Er sah hinein, las wohl auch in den Blättern. Am andern Tag gab er mir sie wieder: ‚nett, zum Teil ganz nett. Ein bißchen versonnen.‘ Er lachte und gab mir einen Schlag auf die Achsel: „Du bist immer ein Sinnierer gewesen, Joachim.“
Siehst du nun, daß ich weiß, wie es ist, Georg?
Er konnte wohl nicht anders; er sagte, wie es ihm ums Herz war. Aber mir war das leichthin geredete Wort wie ein Schlag ins Gesicht. — Das war alles? Da kam wieder so leer zurück, was ich aus mir heraus gegeben hatte und ich stand da und schämte mich, daß ich meine Seele so nackt hatte sehen lassen, und hätte sagen mögen: „gib’s wieder zurück, mach’s ungeschehen, daß du mich gesehen hast. Und dann zog ich mich in mich selbst zurück, so weit ich nur konnte.“
Der Rektor ließ ein paar große Rauchwolken steigen, die bildeten im Mondlicht einen schmalen hellen Streifen wie eine Brücke, darauf die Gedanken des alten Mannes in seine Jugend zurückgingen.

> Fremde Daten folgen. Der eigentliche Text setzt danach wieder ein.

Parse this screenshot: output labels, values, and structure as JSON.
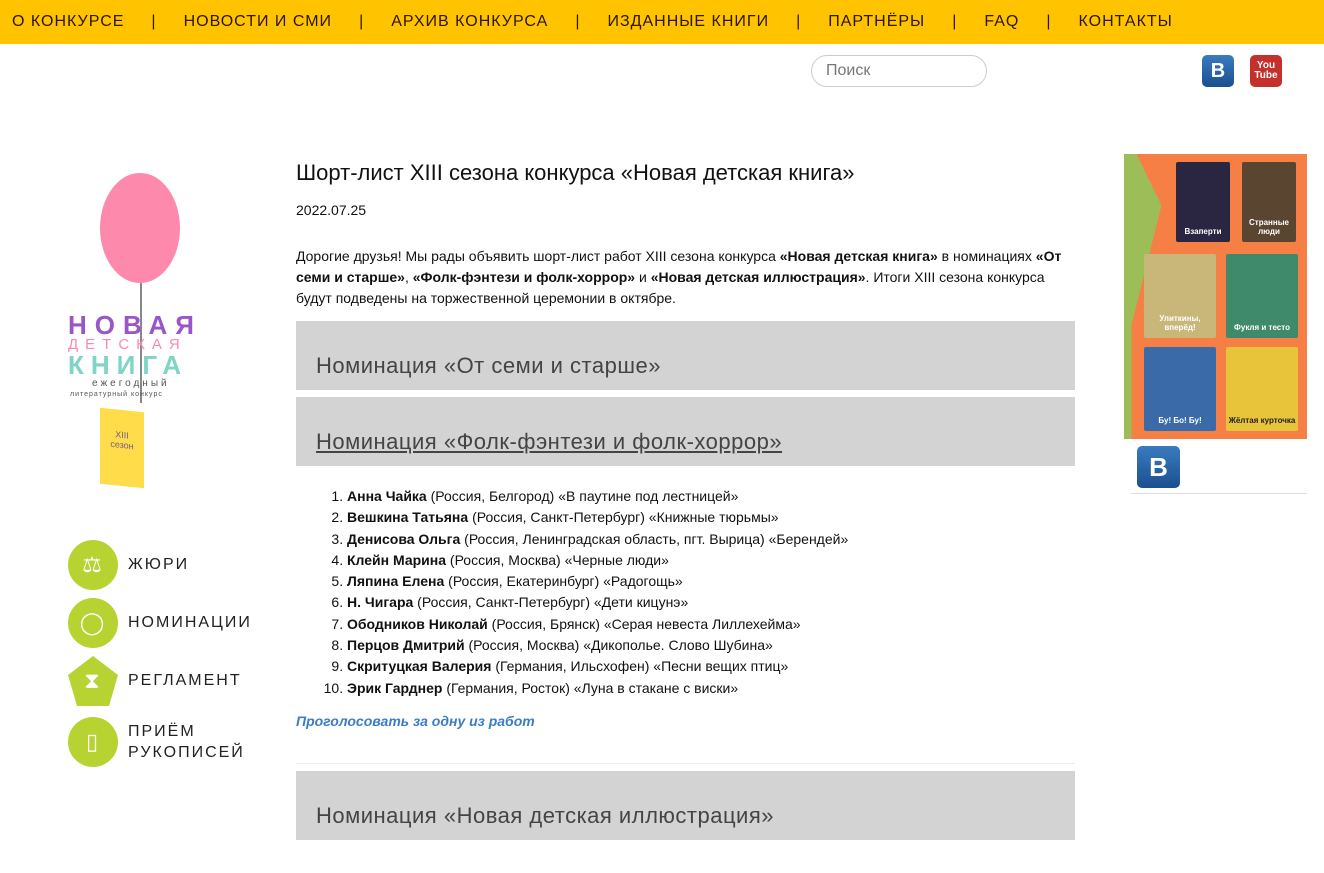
{
  "nav": [
    "О КОНКУРСЕ",
    "НОВОСТИ И СМИ",
    "АРХИВ КОНКУРСА",
    "ИЗДАННЫЕ КНИГИ",
    "ПАРТНЁРЫ",
    "FAQ",
    "КОНТАКТЫ"
  ],
  "search": {
    "placeholder": "Поиск"
  },
  "social": {
    "vk": "B",
    "yt_top": "You",
    "yt_bottom": "Tube"
  },
  "logo": {
    "line1": "НОВАЯ",
    "line2": "ДЕТСКАЯ",
    "line3": "КНИГА",
    "sub1": "ежегодный",
    "sub2": "литературный конкурс",
    "season": "XIII сезон"
  },
  "side_menu": [
    "ЖЮРИ",
    "НОМИНАЦИИ",
    "РЕГЛАМЕНТ",
    "ПРИЁМ РУКОПИСЕЙ"
  ],
  "article": {
    "title": "Шорт-лист XIII сезона конкурса «Новая детская книга»",
    "date": "2022.07.25",
    "intro": [
      "Дорогие друзья! Мы рады объявить шорт-лист работ XIII сезона конкурса ",
      "«Новая детская книга»",
      " в номинациях ",
      "«От семи и старше»",
      ", ",
      "«Фолк-фэнтези и фолк-хоррор»",
      " и ",
      "«Новая детская иллюстрация»",
      ". Итоги XIII сезона конкурса будут подведены на торжественной церемонии в октябре."
    ],
    "nominations": [
      "Номинация «От семи и старше»",
      "Номинация «Фолк-фэнтези и фолк-хоррор»",
      "Номинация «Новая детская иллюстрация»"
    ],
    "list": [
      {
        "name": "Анна Чайка",
        "rest": " (Россия, Белгород) «В паутине под лестницей»"
      },
      {
        "name": "Вешкина Татьяна",
        "rest": " (Россия, Санкт-Петербург) «Книжные тюрьмы»"
      },
      {
        "name": "Денисова Ольга",
        "rest": " (Россия, Ленинградская область, пгт. Вырица) «Берендей»"
      },
      {
        "name": "Клейн Марина",
        "rest": " (Россия, Москва) «Черные люди»"
      },
      {
        "name": "Ляпина Елена",
        "rest": " (Россия, Екатеринбург) «Радогощь»"
      },
      {
        "name": "Н. Чигара",
        "rest": " (Россия, Санкт-Петербург) «Дети кицунэ»"
      },
      {
        "name": "Ободников Николай",
        "rest": " (Россия, Брянск) «Серая невеста Лиллехейма»"
      },
      {
        "name": "Перцов Дмитрий",
        "rest": " (Россия, Москва) «Дикополье. Слово Шубина»"
      },
      {
        "name": "Скритуцкая Валерия",
        "rest": " (Германия, Ильсхофен) «Песни вещих птиц»"
      },
      {
        "name": "Эрик Гарднер",
        "rest": " (Германия, Росток) «Луна в стакане с виски»"
      }
    ],
    "vote": "Проголосовать за одну из работ"
  },
  "books": [
    "Взаперти",
    "Странные люди",
    "Улиткины, вперёд!",
    "Фукля и тесто",
    "Бу! Бо! Бу!",
    "Жёлтая курточка"
  ]
}
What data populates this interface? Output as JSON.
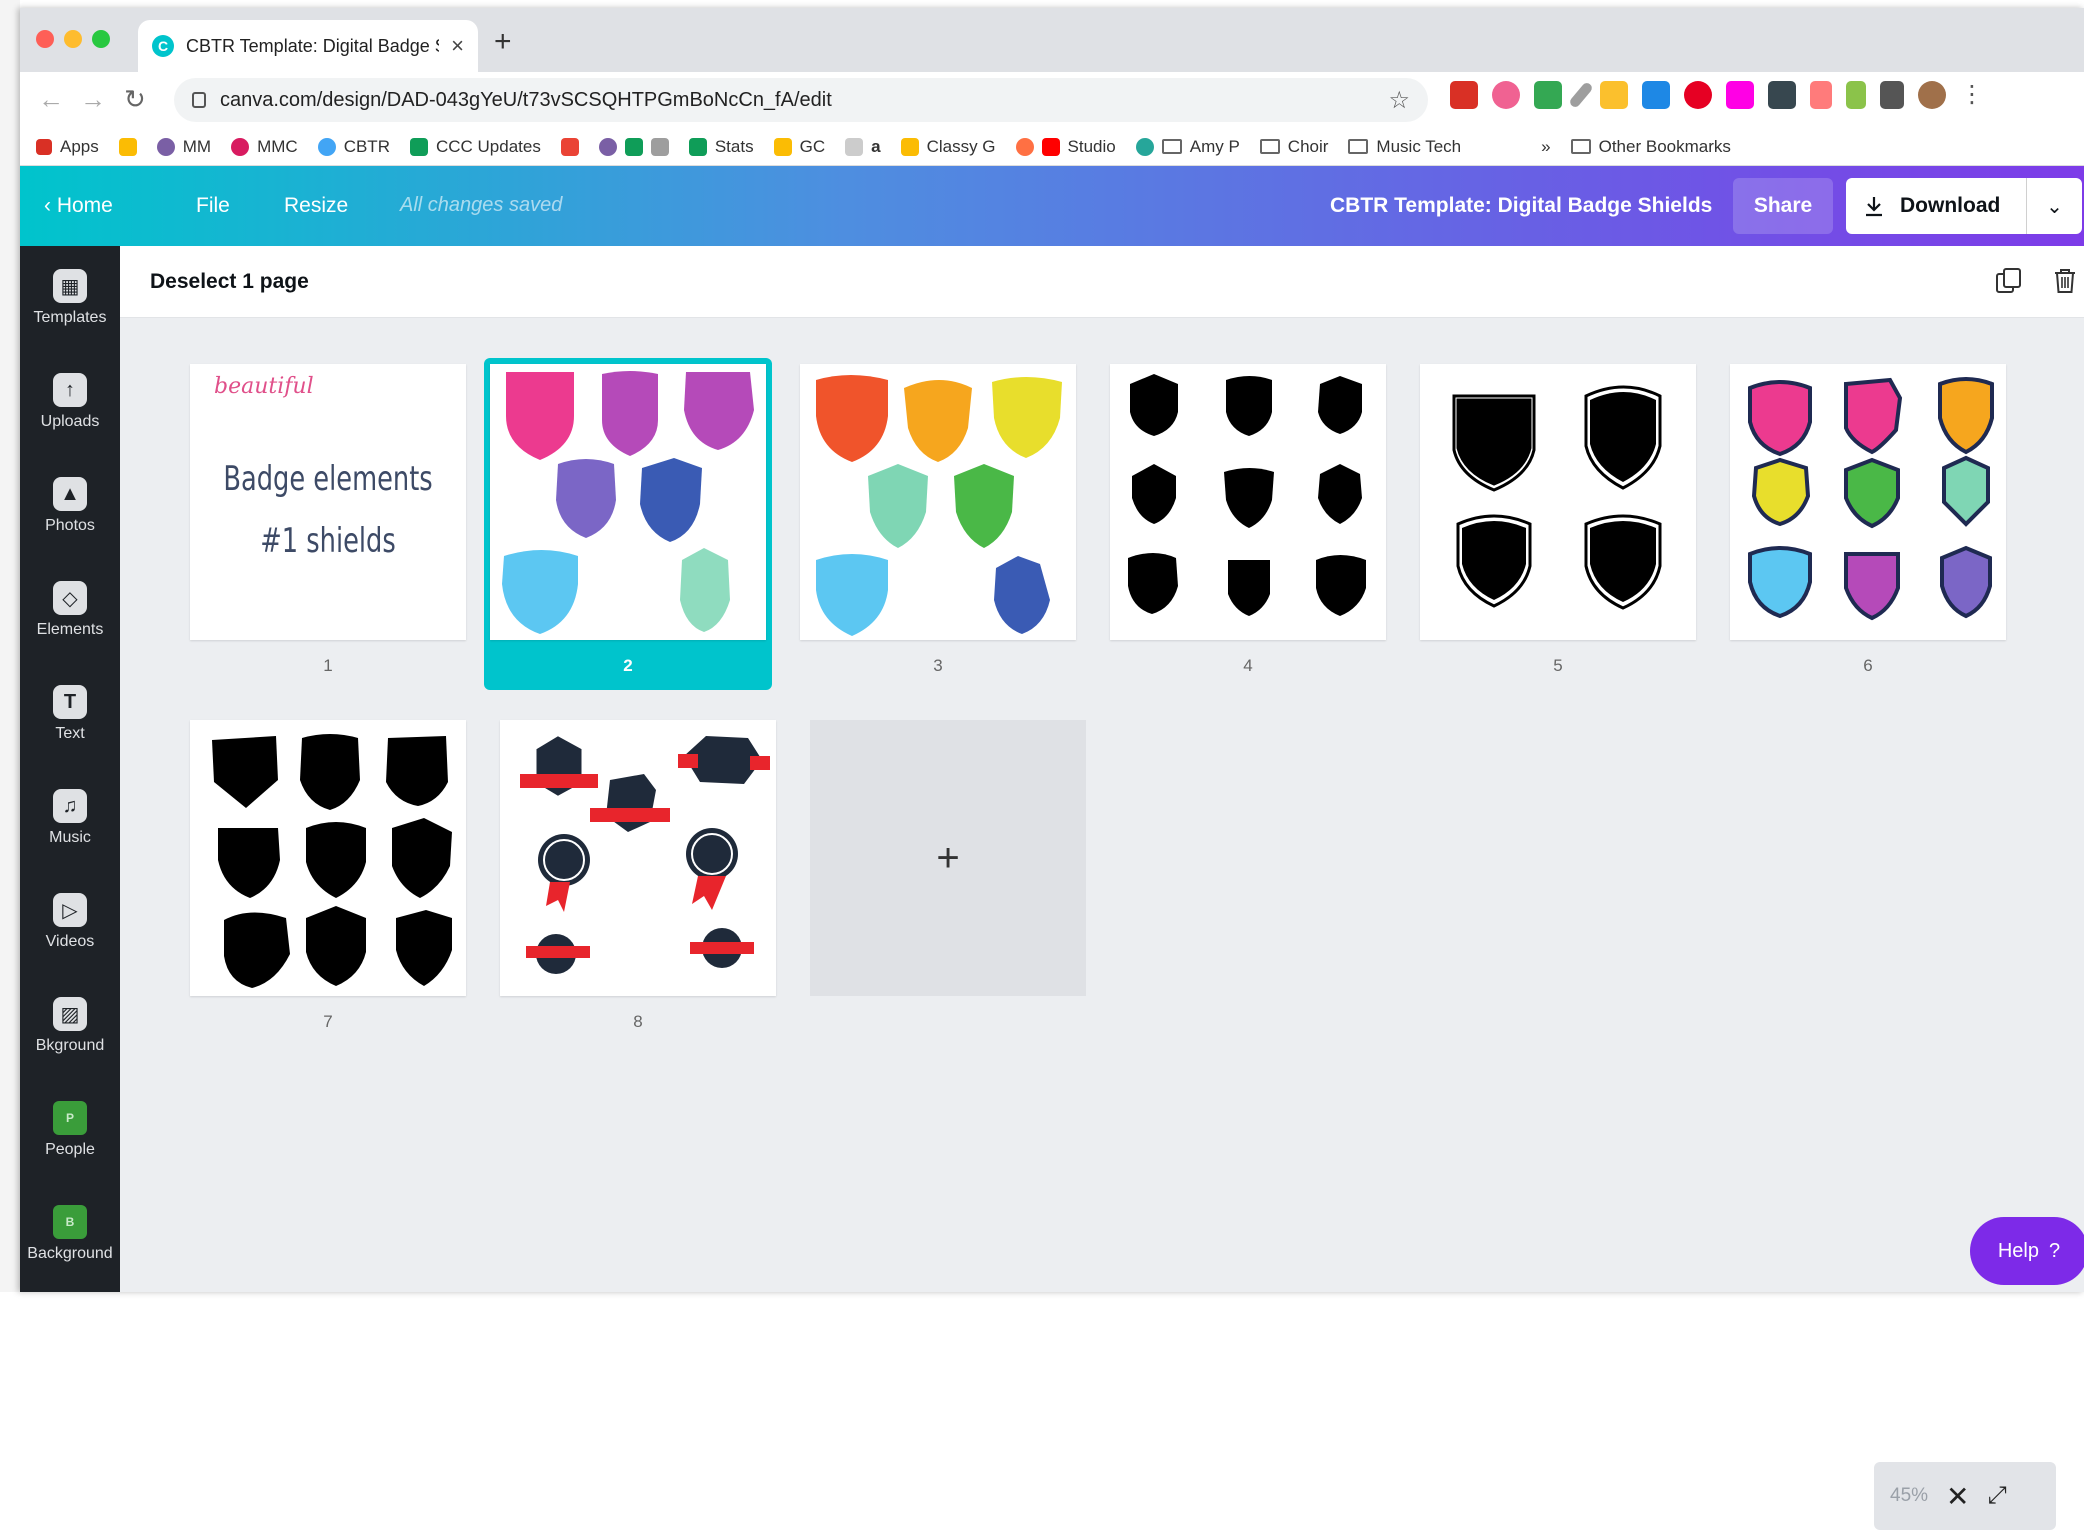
{
  "browser": {
    "tab_title": "CBTR Template: Digital Badge S",
    "tab_favicon": "C",
    "url": "canva.com/design/DAD-043gYeU/t73vSCSQHTPGmBoNcCn_fA/edit"
  },
  "bookmarks": {
    "items": [
      "Apps",
      "MM",
      "MMC",
      "CBTR",
      "CCC Updates",
      "Stats",
      "GC",
      "Classy G",
      "Studio",
      "Amy P",
      "Choir",
      "Music Tech"
    ],
    "overflow": "»",
    "other": "Other Bookmarks"
  },
  "header": {
    "home": "Home",
    "file": "File",
    "resize": "Resize",
    "saved_status": "All changes saved",
    "design_title": "CBTR Template: Digital Badge Shields",
    "share": "Share",
    "download": "Download"
  },
  "sidebar": {
    "items": [
      {
        "label": "Templates"
      },
      {
        "label": "Uploads"
      },
      {
        "label": "Photos"
      },
      {
        "label": "Elements"
      },
      {
        "label": "Text"
      },
      {
        "label": "Music"
      },
      {
        "label": "Videos"
      },
      {
        "label": "Bkground"
      },
      {
        "label": "People",
        "badge": "P"
      },
      {
        "label": "Background",
        "badge": "B"
      }
    ]
  },
  "toolbar": {
    "deselect": "Deselect 1 page"
  },
  "pages": [
    {
      "number": "1",
      "logo": "beautiful",
      "line1": "Badge elements",
      "line2": "#1 shields"
    },
    {
      "number": "2",
      "selected": true
    },
    {
      "number": "3"
    },
    {
      "number": "4"
    },
    {
      "number": "5"
    },
    {
      "number": "6"
    },
    {
      "number": "7"
    },
    {
      "number": "8"
    }
  ],
  "add_page": "+",
  "footer": {
    "zoom": "45%",
    "help": "Help",
    "help_icon": "?"
  },
  "colors": {
    "accent": "#00c4cc",
    "purple": "#7d2ae8",
    "sidebar": "#1e2227"
  }
}
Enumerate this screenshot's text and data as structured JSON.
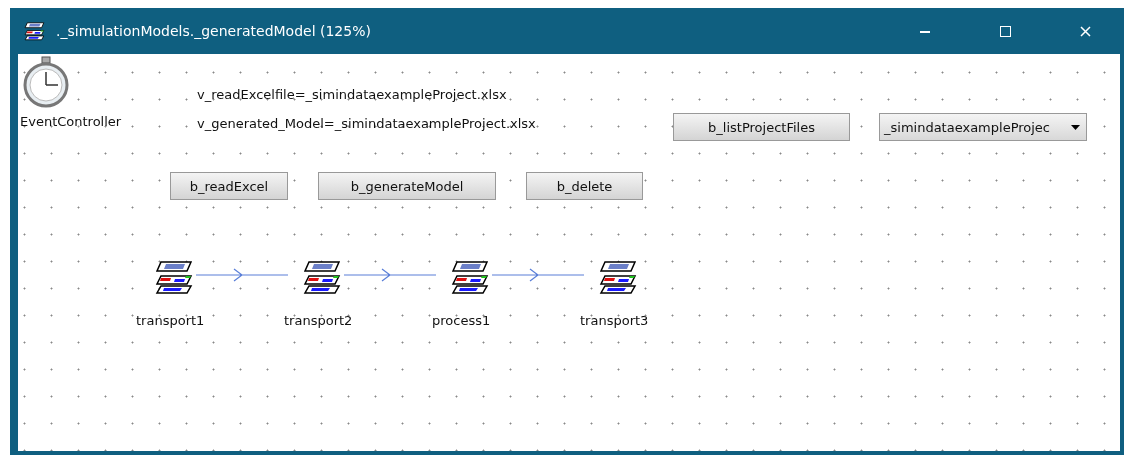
{
  "window": {
    "title": "._simulationModels._generatedModel  (125%)"
  },
  "event_controller": {
    "label": "EventController"
  },
  "variables": [
    "v_readExcelfile=_simindataexampleProject.xlsx",
    "v_generated_Model=_simindataexampleProject.xlsx"
  ],
  "top_button": "b_listProjectFiles",
  "dropdown": {
    "value": "_simindataexampleProjec"
  },
  "buttons": [
    "b_readExcel",
    "b_generateModel",
    "b_delete"
  ],
  "nodes": [
    {
      "label": "transport1"
    },
    {
      "label": "transport2"
    },
    {
      "label": "process1"
    },
    {
      "label": "transport3"
    }
  ]
}
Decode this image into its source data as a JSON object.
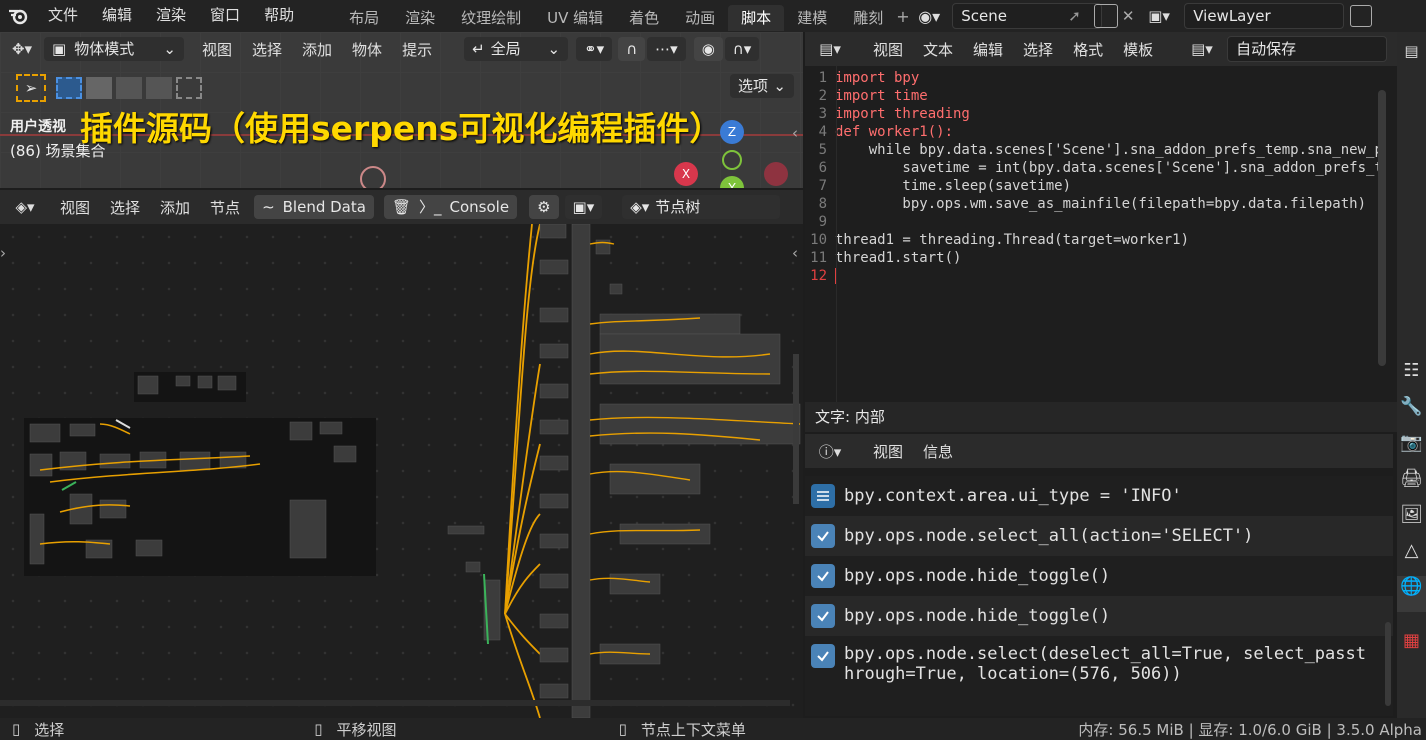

„Ja, heute versteh ich das alles; damals —, er sah es, daß er mich arm gelassen hatte. Und er meinte, ich habe mehr Lob erwartet und sei nun verschnupft, daß es mager ausgefallen sei, und erklärte mir, — er klopfte mir nochmals dazu auf die Achsel, daß ja wirklich ganz nette Sachen darunter seien, aber daß es ja natürlich viel bedeutendere Leute gebe und daß ich nicht erwarten dürfe, mit ihnen zusammengestellt zu werden.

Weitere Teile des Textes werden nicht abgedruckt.